Kelli has a crazed twin brother named Wes (real-life rapper Colson “Machine Gun Kelly” Baker, left), who’s determined to rejoin the tour as a killer espresso maker. He also comfortably adapts to being a “manny” (just like Uncle Buck!) for the misbehaving, insult-hurling, pre-teen son of the band’s lead singer.

Also incoming is cost-cutting Britisher Reg Whitehead (Rafe Spall), who’s been ordered to fire people while finding more ways to make money. But he also has a soft side that’s never quite believable, and an attraction to Kelly Ann that appears to be grudgingly and sometimes gratingly mutual.

There’s a groupie, too, named Natalie (Jacqueline Byers, below). In Episode 1, she leads the skateboarding Kelly Ann on a ridiculous chase after stealing credentials from a weathered roadie with whom she has sex. So when is this thing going to jell? Well, not for starters. But it starts to get better in Episode 2, courtesy of a killer raw rehearsal by the real-life band Reignwolf, which has been hastily signed to be the opening act in Memphis. The power of their music has some of the roadies believably transfixed. And for this short burst at least, the occasional magic of their profession is self-evident without any clunky pronouncements from Wilson’s Hanson.

Episode 3 is stunt-casted with Lindsay Buckingham as the new temporary opening act on the Atlanta stop and Rainn Wilson playing a caustic, self-important music blogger named Bryce Newman. He’s just strafed the Staton-House Band as “relentlessly irrelevant,” and Roadies treats this as an Armageddon moment that must be immediately remedied by inviting Newman to the Atlanta show and thoroughly kissing his ass.

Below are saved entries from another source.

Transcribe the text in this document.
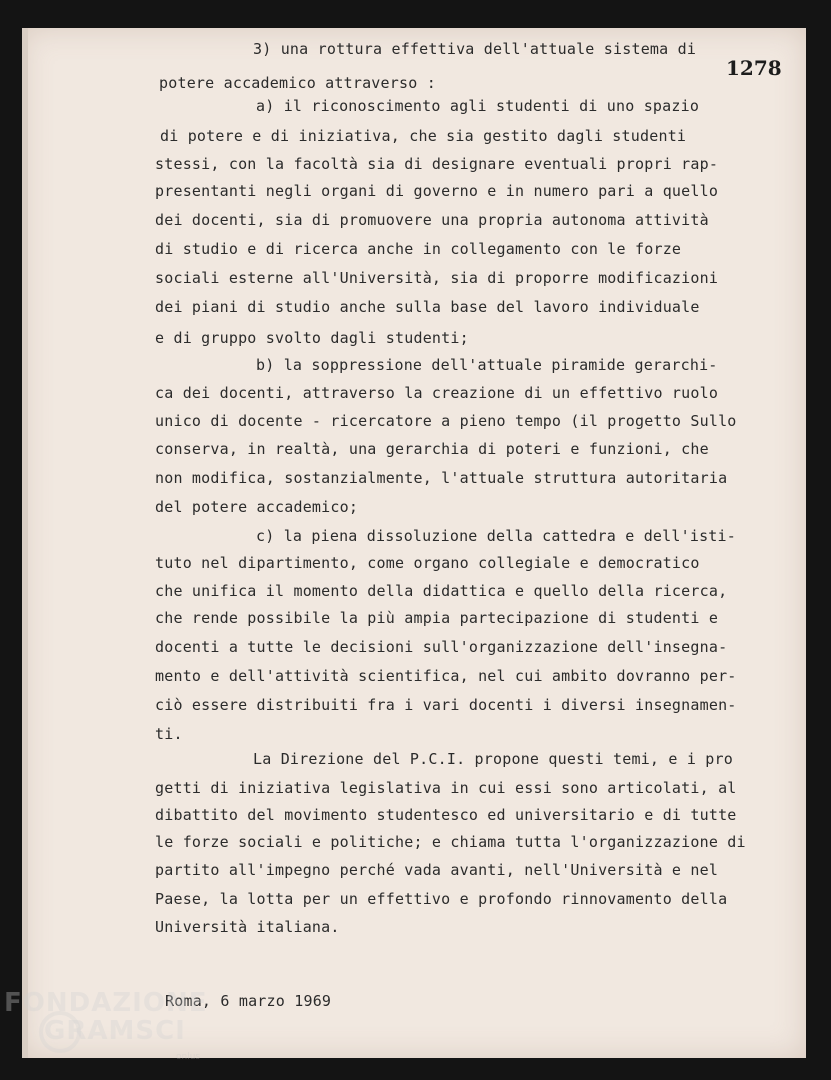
1278
3) una rottura effettiva dell'attuale sistema di
potere accademico attraverso :
a) il riconoscimento agli studenti di uno spazio
di potere e di iniziativa, che sia gestito dagli studenti
stessi, con la facoltà sia di designare eventuali propri rap-
presentanti negli organi di governo e in numero pari a quello
dei docenti, sia di promuovere una propria autonoma attività
di studio e di ricerca anche in collegamento con le forze
sociali esterne all'Università, sia di proporre modificazioni
dei piani di studio anche sulla base del lavoro individuale
e di gruppo svolto dagli studenti;
b) la soppressione dell'attuale piramide gerarchi-
ca dei docenti, attraverso la creazione di un effettivo ruolo
unico di docente - ricercatore a pieno tempo (il progetto Sullo
conserva, in realtà, una gerarchia di poteri e funzioni, che
non modifica, sostanzialmente, l'attuale struttura autoritaria
del potere accademico;
c) la piena dissoluzione della cattedra e dell'isti-
tuto nel dipartimento, come organo collegiale e democratico
che unifica il momento della didattica e quello della ricerca,
che rende possibile la più ampia partecipazione di studenti e
docenti a tutte le decisioni sull'organizzazione dell'insegna-
mento e dell'attività scientifica, nel cui ambito dovranno per-
ciò essere distribuiti fra i vari docenti i diversi insegnamen-
ti.
La Direzione del P.C.I. propone questi temi, e i pro
getti di iniziativa legislativa in cui essi sono articolati, al
dibattito del movimento studentesco ed universitario e di tutte
le forze sociali e politiche; e chiama tutta l'organizzazione di
partito all'impegno perché vada avanti, nell'Università e nel
Paese, la lotta per un effettivo e profondo rinnovamento della
Università italiana.
Roma, 6 marzo 1969
FONDAZIONE
GRAMSCI
onlus
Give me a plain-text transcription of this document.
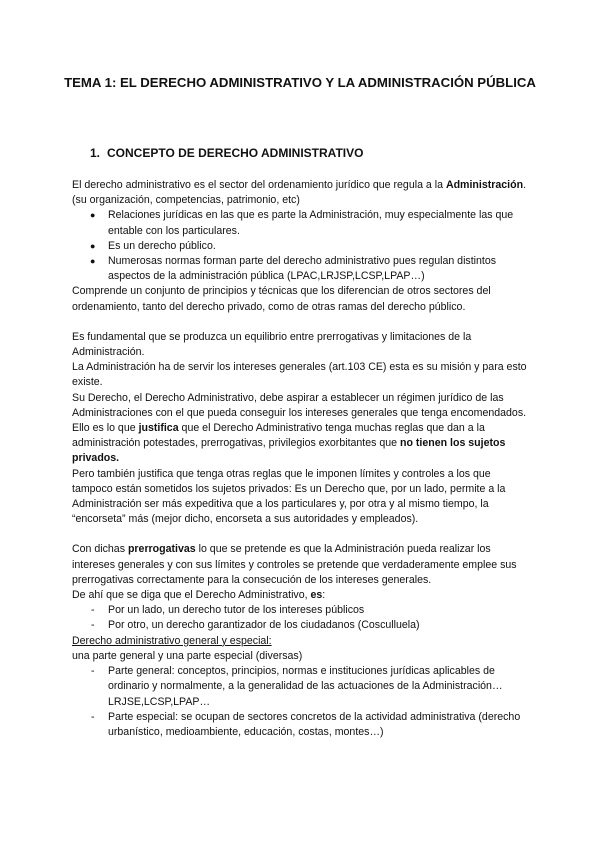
TEMA 1: EL DERECHO ADMINISTRATIVO Y LA ADMINISTRACIÓN PÚBLICA
1. CONCEPTO DE DERECHO ADMINISTRATIVO

El derecho administrativo es el sector del ordenamiento jurídico que regula a la Administración. (su organización, competencias, patrimonio, etc)

● Relaciones jurídicas en las que es parte la Administración, muy especialmente las que entable con los particulares.
● Es un derecho público.
● Numerosas normas forman parte del derecho administrativo pues regulan distintos aspectos de la administración pública (LPAC,LRJSP,LCSP,LPAP…)

Comprende un conjunto de principios y técnicas que los diferencian de otros sectores del ordenamiento, tanto del derecho privado, como de otras ramas del derecho público.

Es fundamental que se produzca un equilibrio entre prerrogativas y limitaciones de la Administración.

La Administración ha de servir los intereses generales (art.103 CE) esta es su misión y para esto existe.

Su Derecho, el Derecho Administrativo, debe aspirar a establecer un régimen jurídico de las Administraciones con el que pueda conseguir los intereses generales que tenga encomendados.

Ello es lo que justifica que el Derecho Administrativo tenga muchas reglas que dan a la administración potestades, prerrogativas, privilegios exorbitantes que no tienen los sujetos privados.

Pero también justifica que tenga otras reglas que le imponen límites y controles a los que tampoco están sometidos los sujetos privados: Es un Derecho que, por un lado, permite a la Administración ser más expeditiva que a los particulares y, por otra y al mismo tiempo, la “encorseta” más (mejor dicho, encorseta a sus autoridades y empleados).

Con dichas prerrogativas lo que se pretende es que la Administración pueda realizar los intereses generales y con sus límites y controles se pretende que verdaderamente emplee sus prerrogativas correctamente para la consecución de los intereses generales.

De ahí que se diga que el Derecho Administrativo, es:

- Por un lado, un derecho tutor de los intereses públicos
- Por otro, un derecho garantizador de los ciudadanos (Cosculluela)

Derecho administrativo general y especial:

una parte general y una parte especial (diversas)

- Parte general: conceptos, principios, normas e instituciones jurídicas aplicables de ordinario y normalmente, a la generalidad de las actuaciones de la Administración… LRJSE,LCSP,LPAP…
- Parte especial: se ocupan de sectores concretos de la actividad administrativa (derecho urbanístico, medioambiente, educación, costas, montes…)
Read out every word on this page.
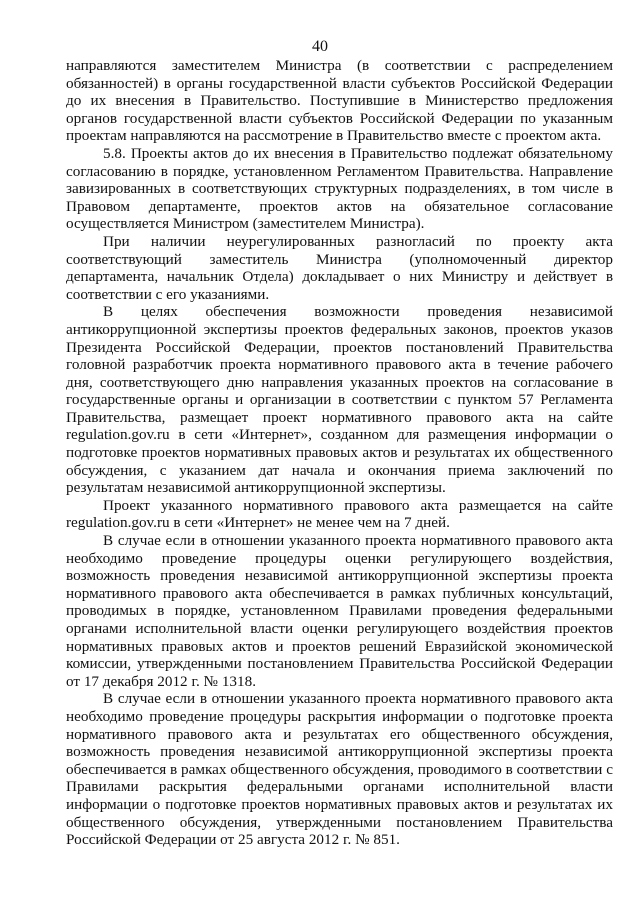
40

направляются заместителем Министра (в соответствии с распределением обязанностей) в органы государственной власти субъектов Российской Федерации до их внесения в Правительство. Поступившие в Министерство предложения органов государственной власти субъектов Российской Федерации по указанным проектам направляются на рассмотрение в Правительство вместе с проектом акта.

5.8. Проекты актов до их внесения в Правительство подлежат обязательному согласованию в порядке, установленном Регламентом Правительства. Направление завизированных в соответствующих структурных подразделениях, в том числе в Правовом департаменте, проектов актов на обязательное согласование осуществляется Министром (заместителем Министра).

При наличии неурегулированных разногласий по проекту акта соответствующий заместитель Министра (уполномоченный директор департамента, начальник Отдела) докладывает о них Министру и действует в соответствии с его указаниями.

В целях обеспечения возможности проведения независимой антикоррупционной экспертизы проектов федеральных законов, проектов указов Президента Российской Федерации, проектов постановлений Правительства головной разработчик проекта нормативного правового акта в течение рабочего дня, соответствующего дню направления указанных проектов на согласование в государственные органы и организации в соответствии с пунктом 57 Регламента Правительства, размещает проект нормативного правового акта на сайте regulation.gov.ru в сети «Интернет», созданном для размещения информации о подготовке проектов нормативных правовых актов и результатах их общественного обсуждения, с указанием дат начала и окончания приема заключений по результатам независимой антикоррупционной экспертизы.

Проект указанного нормативного правового акта размещается на сайте regulation.gov.ru в сети «Интернет» не менее чем на 7 дней.

В случае если в отношении указанного проекта нормативного правового акта необходимо проведение процедуры оценки регулирующего воздействия, возможность проведения независимой антикоррупционной экспертизы проекта нормативного правового акта обеспечивается в рамках публичных консультаций, проводимых в порядке, установленном Правилами проведения федеральными органами исполнительной власти оценки регулирующего воздействия проектов нормативных правовых актов и проектов решений Евразийской экономической комиссии, утвержденными постановлением Правительства Российской Федерации от 17 декабря 2012 г. № 1318.

В случае если в отношении указанного проекта нормативного правового акта необходимо проведение процедуры раскрытия информации о подготовке проекта нормативного правового акта и результатах его общественного обсуждения, возможность проведения независимой антикоррупционной экспертизы проекта обеспечивается в рамках общественного обсуждения, проводимого в соответствии с Правилами раскрытия федеральными органами исполнительной власти информации о подготовке проектов нормативных правовых актов и результатах их общественного обсуждения, утвержденными постановлением Правительства Российской Федерации от 25 августа 2012 г. № 851.
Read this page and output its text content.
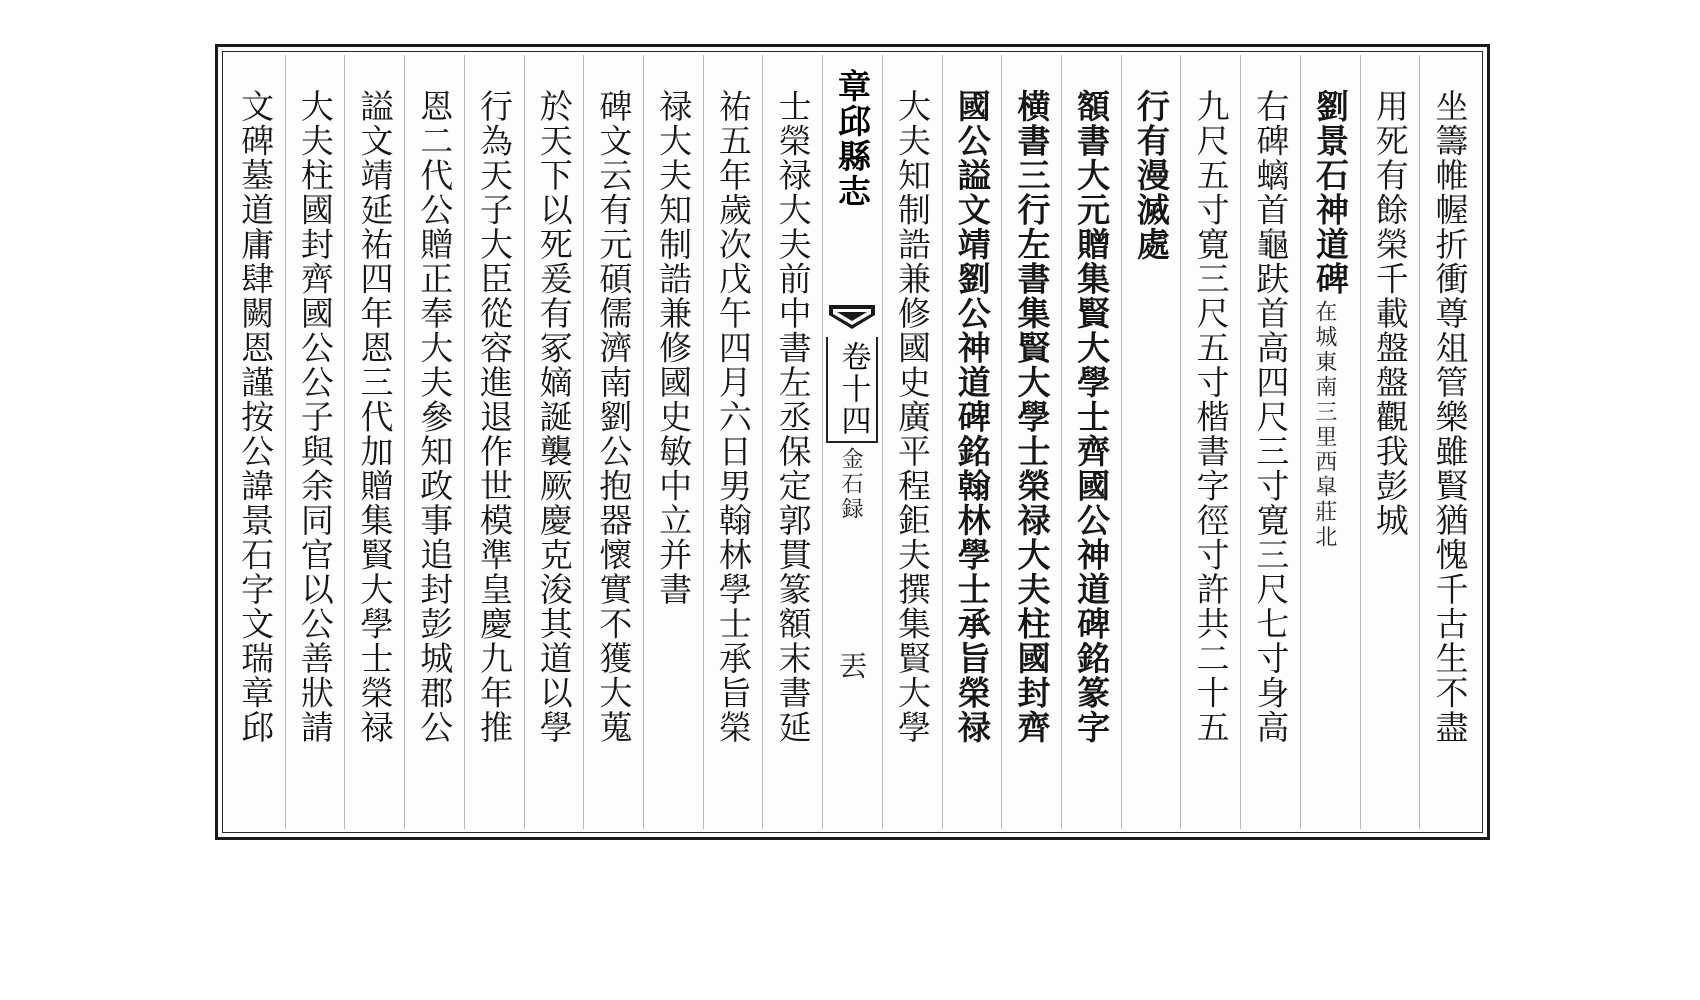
坐籌帷幄折衝尊俎管樂雖賢猶愧千古生不盡
用死有餘榮千載盤盤觀我彭城
劉景石神道碑
在城東南三里西皐莊北
右碑螭首龜趺首高四尺三寸寛三尺七寸身高
九尺五寸寛三尺五寸楷書字徑寸許共二十五
行有漫滅處
額書大元贈集賢大學士齊國公神道碑銘篆字
横書三行左書集賢大學士榮禄大夫柱國封齊
國公謚文靖劉公神道碑銘翰林學士承旨榮禄
大夫知制誥兼修國史廣平程鉅夫撰集賢大學
章邱縣志
卷十四
金石録
丟
士榮禄大夫前中書左丞保定郭貫篆額末書延
祐五年歲次戊午四月六日男翰林學士承旨榮
禄大夫知制誥兼修國史敏中立并書
碑文云有元碩儒濟南劉公抱器懷實不獲大蒐
於天下以死爰有冢嫡誕襲厥慶克浚其道以學
行為天子大臣從容進退作世模準皇慶九年推
恩二代公贈正奉大夫參知政事追封彭城郡公
謚文靖延祐四年恩三代加贈集賢大學士榮禄
大夫柱國封齊國公公子與余同官以公善狀請
文碑墓道庸肆闕恩謹按公諱景石字文瑞章邱
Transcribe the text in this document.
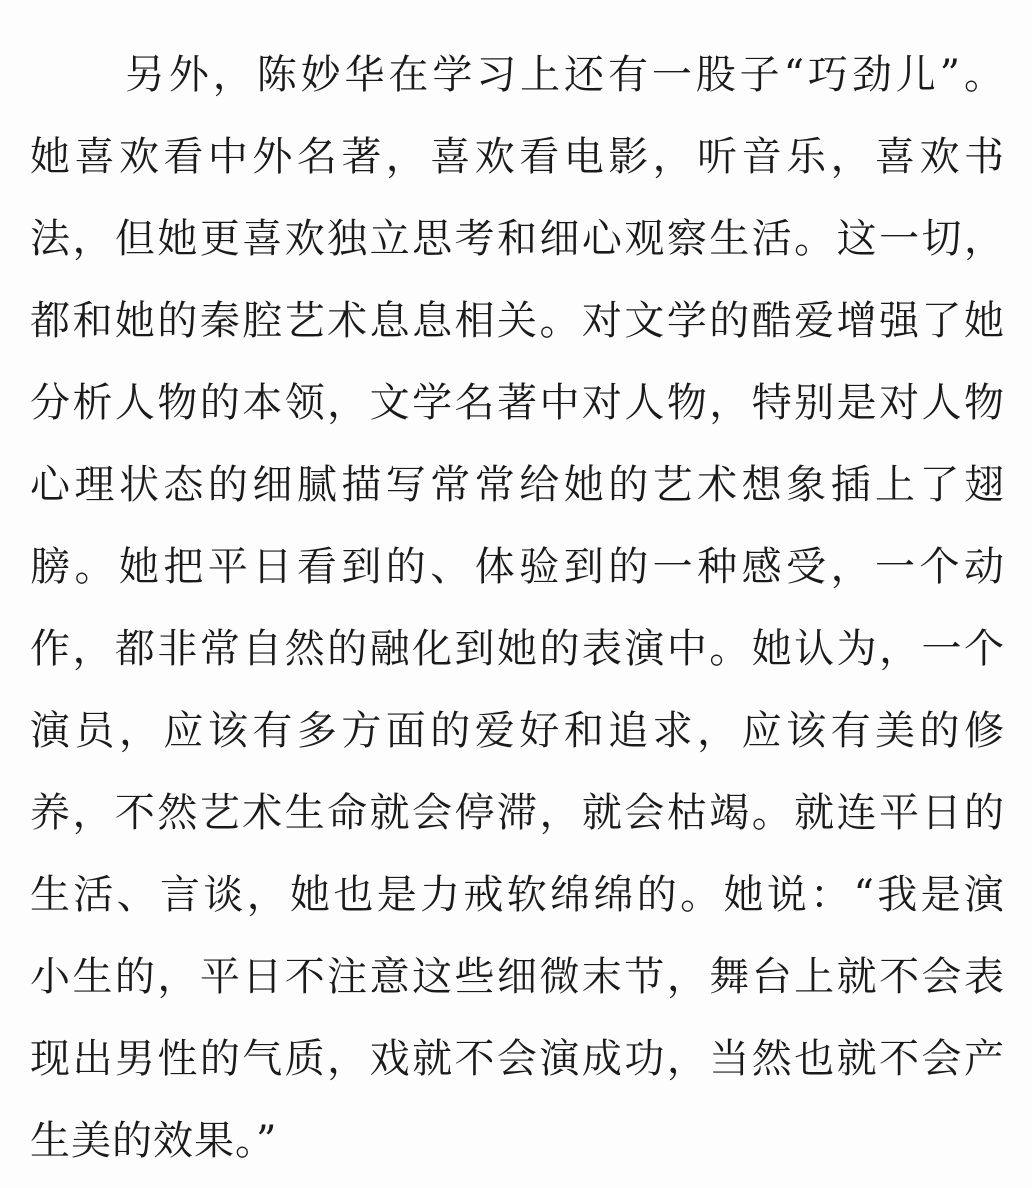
另外，陈妙华在学习上还有一股子“巧劲儿”。
她喜欢看中外名著，喜欢看电影，听音乐，喜欢书
法，但她更喜欢独立思考和细心观察生活。这一切，
都和她的秦腔艺术息息相关。对文学的酷爱增强了她
分析人物的本领，文学名著中对人物，特别是对人物
心理状态的细腻描写常常给她的艺术想象插上了翅
膀。她把平日看到的、体验到的一种感受，一个动
作，都非常自然的融化到她的表演中。她认为，一个
演员，应该有多方面的爱好和追求，应该有美的修
养，不然艺术生命就会停滞，就会枯竭。就连平日的
生活、言谈，她也是力戒软绵绵的。她说：“我是演
小生的，平日不注意这些细微末节，舞台上就不会表
现出男性的气质，戏就不会演成功，当然也就不会产
生美的效果。”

For one thing, no one has that kind of influence anymore. And if there were a Supreme Being of rock criticism, he or she presumably wouldn’t be sucked in so easily. But Wes comes to the rescue with a renegade tactic that further knocks this episode off-stride. Meanwhile, the thoroughly reverential treatment of Buckingham likewise becomes off-putting.

And yet . . . the worst of Roadies doesn’t negate its sweet spots. It’s almost as if the series is an ongoing collection of albums, some far better remembered than others. Wes is a possible breakout character while Kelly Ann is appealingly idealistic, although sometimes overly weepy.

Luke Wilson’s typically hangdog acting has never been more than capable while Gugino remains both crush-worthy and dependable. Her character is married, but not all that fulfilled, leaving the door open for Hanson if he can ever kick his proclivity for one-night stands.

So far, Roadies both shows Crowe’s age and showcases his never-ending love of the environment that once put many of his stories on the cover of Rolling Stone. He still goes home again by occasionally writing for the magazine. But if the thrill has never left, the execution is sometimes left wanting in Roadies, which is trying so awfully, awfully hard -- at times to the point of being awful. Perhaps, though, it can reverse the field of HBO’s newly-canceled Vinyl, which got worse as it went along. Because when you get right down to basics, Cameron Crowe is still a guy worth rooting for.